In return, yes a cat can hurt a parrot, and yes a parrot can hurt a cat – do not ever expect your cat and bird to be the best of friends, because it simply is not going to happen.
The problem of Pasteurella Bacteria
Aside from the obvious problems facing the coexistence of cats and birds, there is yet another concern that arises within your cat’s mouth.
Cats carry a bacteria in their mouth called Pasteurella.
To cats, this bacteria is relatively harmless, but to birds it can cause severe illness or death.
The disease is passed on through bites, and can have different symptoms and side effects depending on the location of the bite.
Common side effects of the Pasteurella bacteria include, but are not limited to, stomach infections, liver infections, lung infections, eye infections, and nervous system infections.
These can also lead to other symptoms such as lack of appetite, diarrhea, difficulty breathing, nasal discharge, and seizures.
How can my Cat and Parrot Co-exist?
Just because cats and birds don’t generally get along, doesn’t mean they can’t co-exist.
As long as you are willing to take the proper safety precautions, you can keep a bird and a cat in the same household.
But what do these precautions look like?
Keeping your cat in a separate room
Your cat and your bird should never be kept in the same room together, even if your bird is in a cage.
Whether you bird is secured or not, cats like to stalk their prey.

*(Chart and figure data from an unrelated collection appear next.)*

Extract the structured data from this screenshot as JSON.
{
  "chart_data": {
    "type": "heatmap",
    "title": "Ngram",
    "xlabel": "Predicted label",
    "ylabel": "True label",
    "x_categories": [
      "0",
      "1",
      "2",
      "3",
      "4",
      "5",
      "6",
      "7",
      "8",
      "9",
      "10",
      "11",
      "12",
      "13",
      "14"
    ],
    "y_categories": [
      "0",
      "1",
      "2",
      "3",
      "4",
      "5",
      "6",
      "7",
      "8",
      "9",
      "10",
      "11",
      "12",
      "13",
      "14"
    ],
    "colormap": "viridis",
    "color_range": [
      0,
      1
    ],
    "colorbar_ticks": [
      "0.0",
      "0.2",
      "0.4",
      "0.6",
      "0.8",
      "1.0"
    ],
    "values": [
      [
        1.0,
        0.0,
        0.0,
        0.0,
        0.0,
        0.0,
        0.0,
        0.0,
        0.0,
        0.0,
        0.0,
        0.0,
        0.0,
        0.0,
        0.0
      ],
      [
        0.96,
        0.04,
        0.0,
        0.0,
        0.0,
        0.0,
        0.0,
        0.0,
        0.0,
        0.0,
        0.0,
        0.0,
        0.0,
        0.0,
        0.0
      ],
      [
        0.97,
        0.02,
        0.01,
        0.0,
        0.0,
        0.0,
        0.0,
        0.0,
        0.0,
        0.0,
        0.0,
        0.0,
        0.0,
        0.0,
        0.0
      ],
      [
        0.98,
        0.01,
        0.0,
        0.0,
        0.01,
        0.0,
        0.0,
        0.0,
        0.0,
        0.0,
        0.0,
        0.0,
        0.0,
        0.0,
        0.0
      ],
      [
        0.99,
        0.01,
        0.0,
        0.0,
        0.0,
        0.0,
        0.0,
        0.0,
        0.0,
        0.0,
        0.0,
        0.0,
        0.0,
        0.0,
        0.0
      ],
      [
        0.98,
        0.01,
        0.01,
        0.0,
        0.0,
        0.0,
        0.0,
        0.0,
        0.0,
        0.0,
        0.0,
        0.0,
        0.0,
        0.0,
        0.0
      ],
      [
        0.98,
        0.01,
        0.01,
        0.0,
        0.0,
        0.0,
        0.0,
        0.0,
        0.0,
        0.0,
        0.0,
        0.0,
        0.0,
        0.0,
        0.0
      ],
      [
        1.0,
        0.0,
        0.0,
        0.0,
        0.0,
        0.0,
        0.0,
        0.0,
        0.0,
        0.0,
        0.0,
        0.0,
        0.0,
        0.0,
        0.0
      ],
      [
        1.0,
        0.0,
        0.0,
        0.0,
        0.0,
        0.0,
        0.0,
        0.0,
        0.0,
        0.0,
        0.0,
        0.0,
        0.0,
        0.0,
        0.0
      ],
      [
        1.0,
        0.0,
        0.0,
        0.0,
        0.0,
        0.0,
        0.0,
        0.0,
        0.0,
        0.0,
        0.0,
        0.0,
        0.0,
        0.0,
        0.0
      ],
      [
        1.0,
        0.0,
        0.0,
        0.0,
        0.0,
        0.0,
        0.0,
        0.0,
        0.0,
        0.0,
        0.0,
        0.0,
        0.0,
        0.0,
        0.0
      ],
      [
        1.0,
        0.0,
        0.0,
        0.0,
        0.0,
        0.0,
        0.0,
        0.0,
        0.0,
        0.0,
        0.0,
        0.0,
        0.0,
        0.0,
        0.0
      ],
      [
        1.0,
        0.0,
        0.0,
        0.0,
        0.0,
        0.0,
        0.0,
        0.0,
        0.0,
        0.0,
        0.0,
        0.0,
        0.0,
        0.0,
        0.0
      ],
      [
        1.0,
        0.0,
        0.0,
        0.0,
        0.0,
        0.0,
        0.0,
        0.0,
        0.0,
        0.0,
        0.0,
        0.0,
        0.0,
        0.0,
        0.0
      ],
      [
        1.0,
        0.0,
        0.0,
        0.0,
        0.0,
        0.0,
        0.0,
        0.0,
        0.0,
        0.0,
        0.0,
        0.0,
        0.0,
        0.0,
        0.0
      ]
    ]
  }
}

And as a bird, parrots know what this stalking behavior means. And even though you know your bird is safe in their cage, your bird may not know that.

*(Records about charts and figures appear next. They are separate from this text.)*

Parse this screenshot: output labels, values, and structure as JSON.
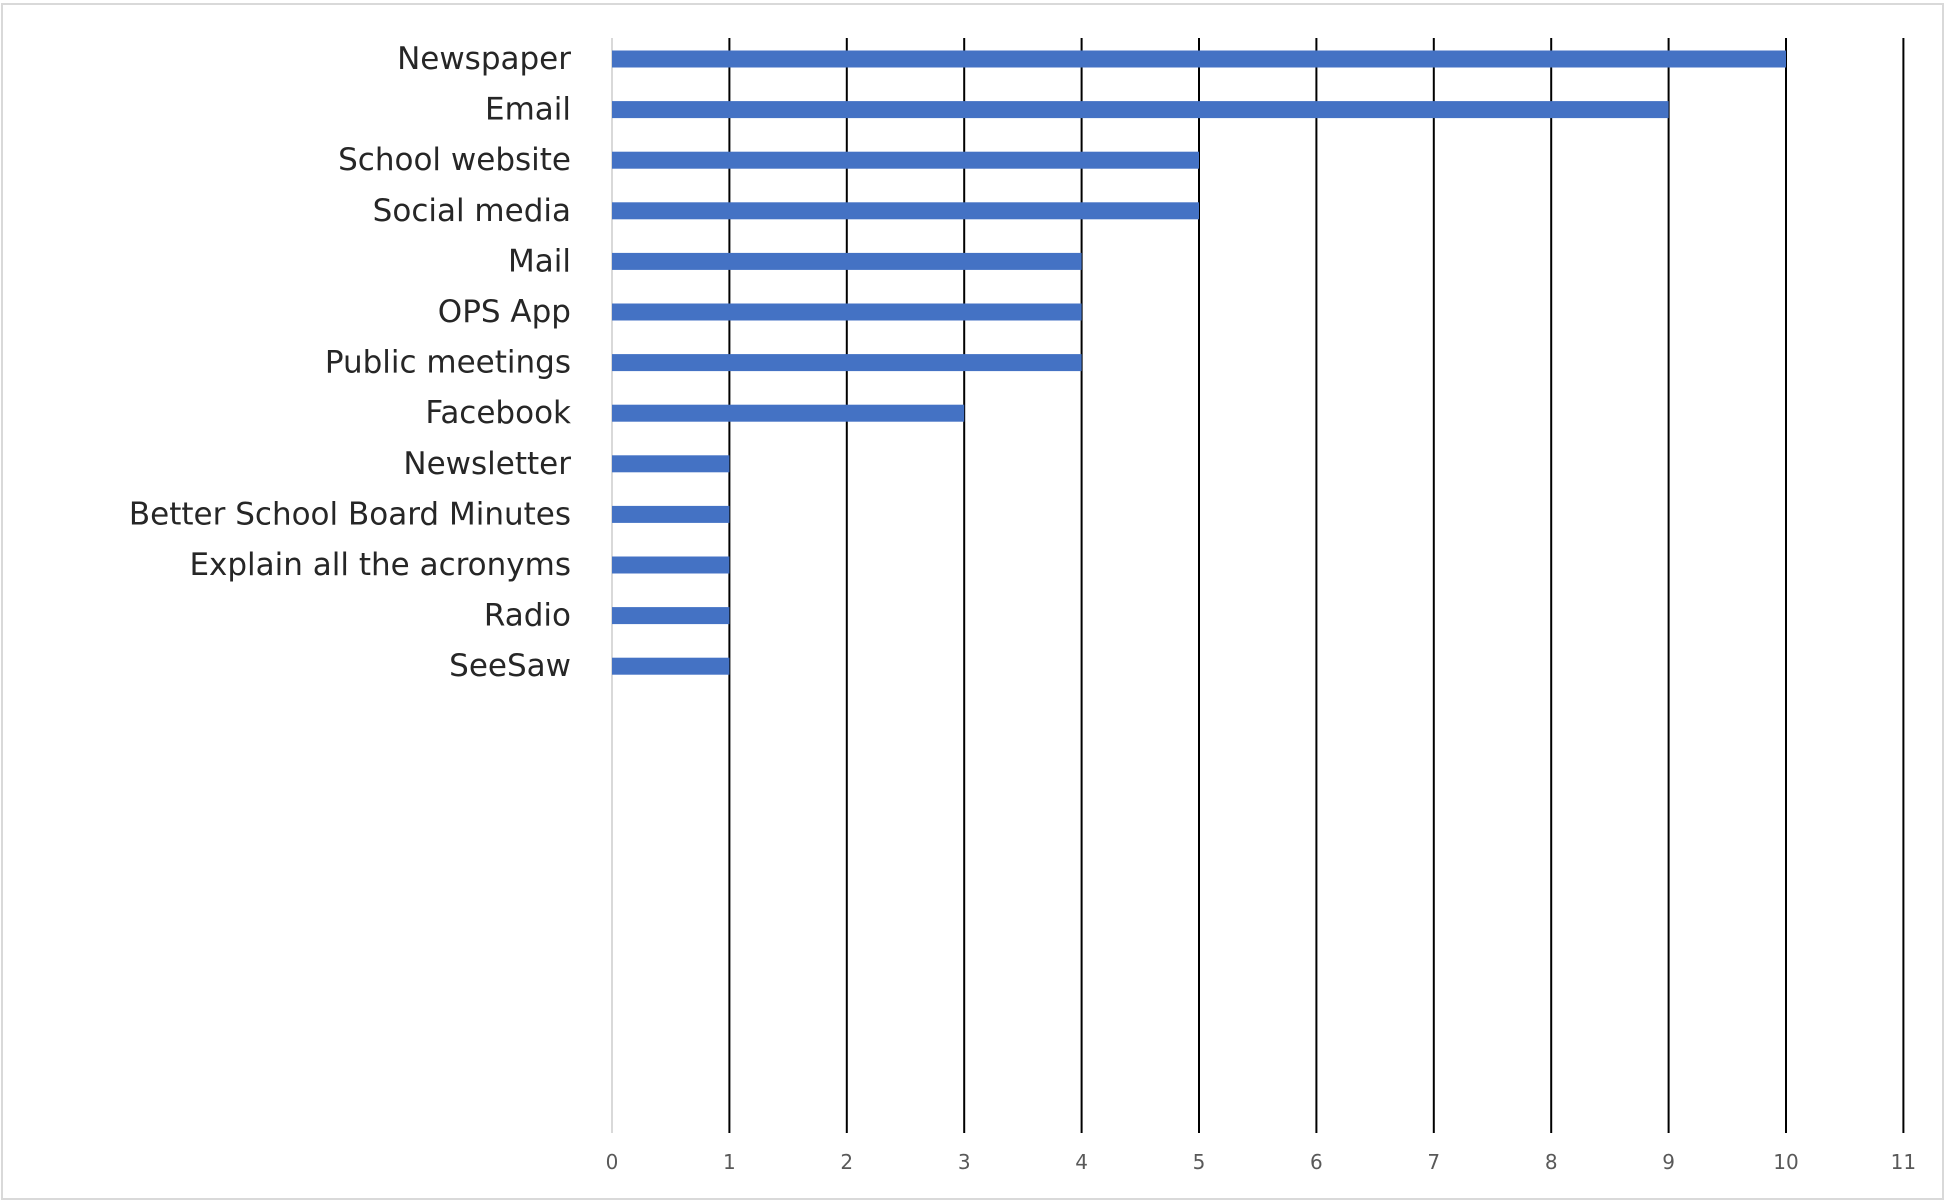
{
  "chart_data": {
    "type": "bar",
    "orientation": "horizontal",
    "title": "",
    "xlabel": "",
    "ylabel": "",
    "categories": [
      "Newspaper",
      "Email",
      "School website",
      "Social media",
      "Mail",
      "OPS App",
      "Public meetings",
      "Facebook",
      "Newsletter",
      "Better School Board Minutes",
      "Explain all the acronyms",
      "Radio",
      "SeeSaw"
    ],
    "values": [
      10,
      9,
      5,
      5,
      4,
      4,
      4,
      3,
      1,
      1,
      1,
      1,
      1
    ],
    "xlim": [
      0,
      11
    ],
    "x_ticks": [
      "0",
      "1",
      "2",
      "3",
      "4",
      "5",
      "6",
      "7",
      "8",
      "9",
      "10",
      "11"
    ],
    "grid": "vertical",
    "legend": "none",
    "colors": {
      "bar": "#4472c4",
      "grid": "#000000",
      "tick_text": "#595959",
      "label_text": "#262626",
      "border": "#d9d9d9"
    }
  }
}
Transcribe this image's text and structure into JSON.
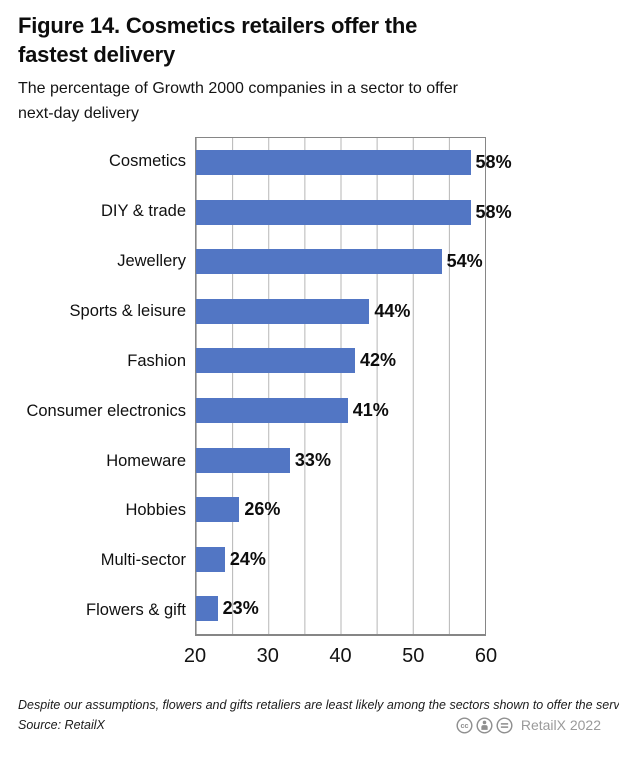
{
  "header": {
    "title_line1": "Figure 14. Cosmetics retailers offer the",
    "title_line2": "fastest delivery",
    "subtitle_line1": "The percentage of Growth 2000 companies in a sector to offer",
    "subtitle_line2": "next-day delivery"
  },
  "chart_data": {
    "type": "bar",
    "orientation": "horizontal",
    "title": "Figure 14. Cosmetics retailers offer the fastest delivery",
    "subtitle": "The percentage of Growth 2000 companies in a sector to offer next-day delivery",
    "categories": [
      "Cosmetics",
      "DIY & trade",
      "Jewellery",
      "Sports & leisure",
      "Fashion",
      "Consumer electronics",
      "Homeware",
      "Hobbies",
      "Multi-sector",
      "Flowers & gift"
    ],
    "values": [
      58,
      58,
      54,
      44,
      42,
      41,
      33,
      26,
      24,
      23
    ],
    "value_suffix": "%",
    "x_ticks": [
      20,
      30,
      40,
      50,
      60
    ],
    "xlim": [
      20,
      60
    ],
    "grid_interval": 5,
    "grid_on": true,
    "legend": "none",
    "bar_color": "#5276c4",
    "grid_color": "#b5b5b5",
    "border_color": "#868686"
  },
  "footer": {
    "note": "Despite our assumptions, flowers and gifts retaliers are least likely among the sectors shown to offer the service",
    "source": "Source: RetailX",
    "license_label": "RetailX 2022",
    "license_icon_color": "#8f8f8f"
  }
}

And with no way to escape, having your cat in the same room with them can cause intense and unnecessary stress for your parrot.
Securing the cage
On the off chance that your cat gets into your bird room, you want to make sure that the cage is secure.
Cage locks like this one on Amazon and/or carabiners should be used to ensure that your cat cannot unlock the door to the birdcage, and your cage should always be strong and secured so that it cannot be knocked onto the floor by a leaping cat.

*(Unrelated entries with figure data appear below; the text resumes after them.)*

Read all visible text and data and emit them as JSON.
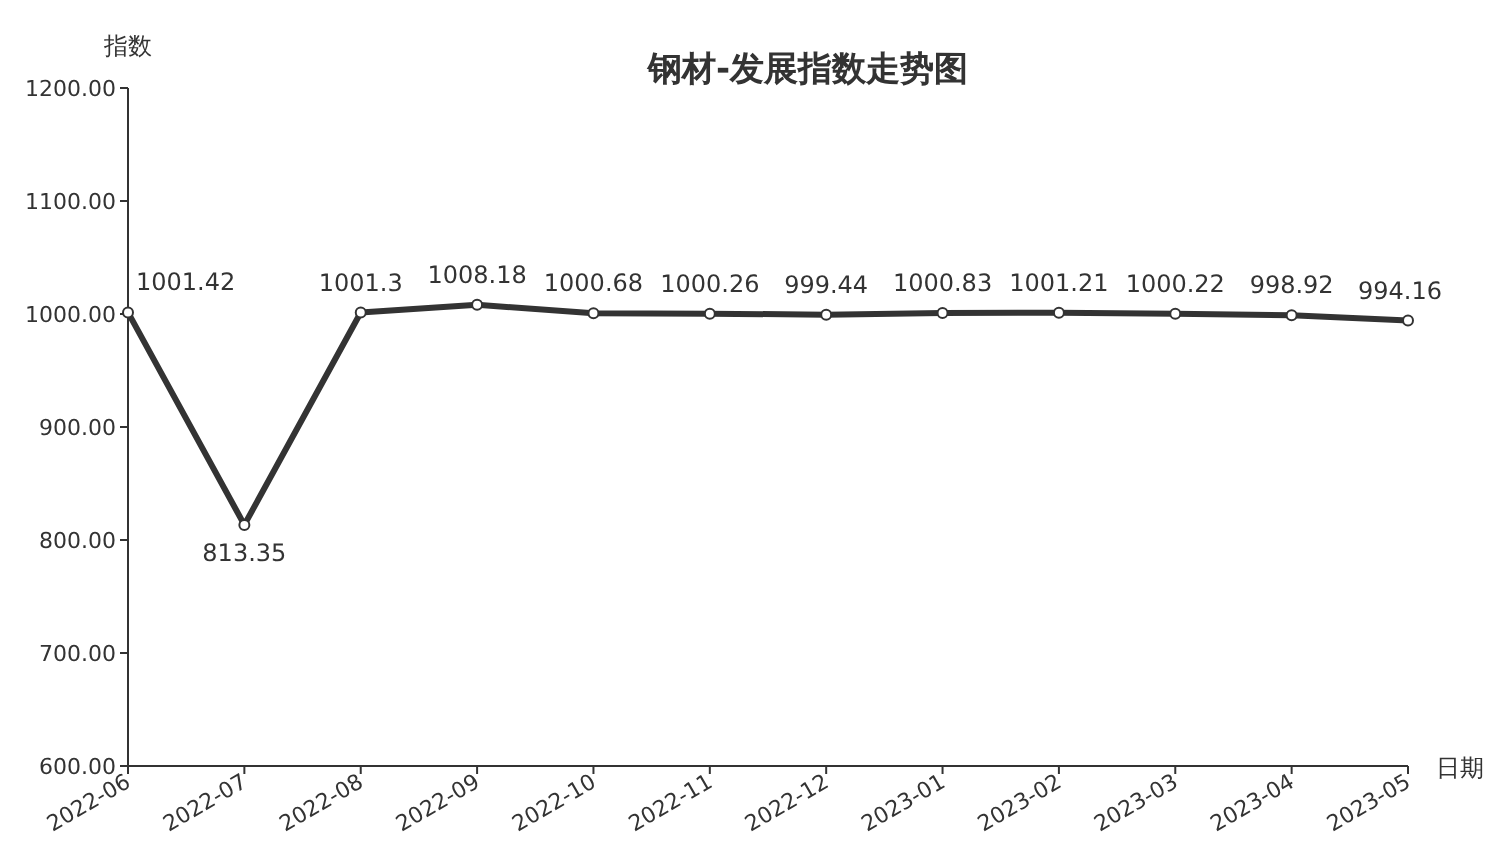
{
  "chart_data": {
    "type": "line",
    "title": "钢材-发展指数走势图",
    "xlabel": "日期",
    "ylabel": "指数",
    "categories": [
      "2022-06",
      "2022-07",
      "2022-08",
      "2022-09",
      "2022-10",
      "2022-11",
      "2022-12",
      "2023-01",
      "2023-02",
      "2023-03",
      "2023-04",
      "2023-05"
    ],
    "series": [
      {
        "color": "#333333",
        "values": [
          1001.42,
          813.35,
          1001.3,
          1008.18,
          1000.68,
          1000.26,
          999.44,
          1000.83,
          1001.21,
          1000.22,
          998.92,
          994.16
        ]
      }
    ],
    "ylim": [
      600,
      1200
    ],
    "yticks": [
      {
        "value": 600,
        "label": "600.00"
      },
      {
        "value": 700,
        "label": "700.00"
      },
      {
        "value": 800,
        "label": "800.00"
      },
      {
        "value": 900,
        "label": "900.00"
      },
      {
        "value": 1000,
        "label": "1000.00"
      },
      {
        "value": 1100,
        "label": "1100.00"
      },
      {
        "value": 1200,
        "label": "1200.00"
      }
    ],
    "data_labels": true,
    "marker": "circle"
  }
}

Never let your cat into the cage or aviary
This may seem like common sense, but some people may think its okay to let their cat into the bird room if the bird is not present.
This isn’t the case. Cats often like to claim their territory, and if you allow them into the room once, they may start to make territorial claims.
As such, cats should never be allowed in your parrots room or aviary.
Introduce your bird and cat
The best way to get your cat and bird used to one another’s presence is by slowly introducing them to one another.
The more they see each other, the more immune they will be to each other’s presence.
Start by allowing your cat and caged bird to see each other at a distance.
Once they both seem comfortable and unstressed, you can gradually start to decrease the distance between them.
Keep in mind, however, that this must be done with great caution.
Anytime your cat and bird are within sight of each other, you MUST closely supervise them both.
Never leave your cat and bird unattended with each other.
Even if your cat has never attempted to attack your parrot, it is possible that they will revert to predatory mode the second you leave.
If you must go, make sure they are in separate rooms.
What should you do if your parrot is bitten by your cat?
Despite your best efforts, there is always the possibility that an accident could happen. If your cat bites or scratches your parrot, take them to the veterinarian for treatment immediately.
Even small scratches and bites that seem insignificant could cause infections and lead to life-threatening conditions.
Be safe, not sorry – get medical attention for your parrot immediately if they are bit by your cat.
In conclusion, Sylvester and Tweety should never be expected to be best friends.
Even if they co-exist with each other for years, instinct can take over a cat at any minute, causing them to attack.
While you can introduce and train your cat and parrot to live with one another, they should never be in the same room without your supervision.
Always make sure that your parrot has its own safe spot to go to when you are not around, or when they feel threatened or afraid.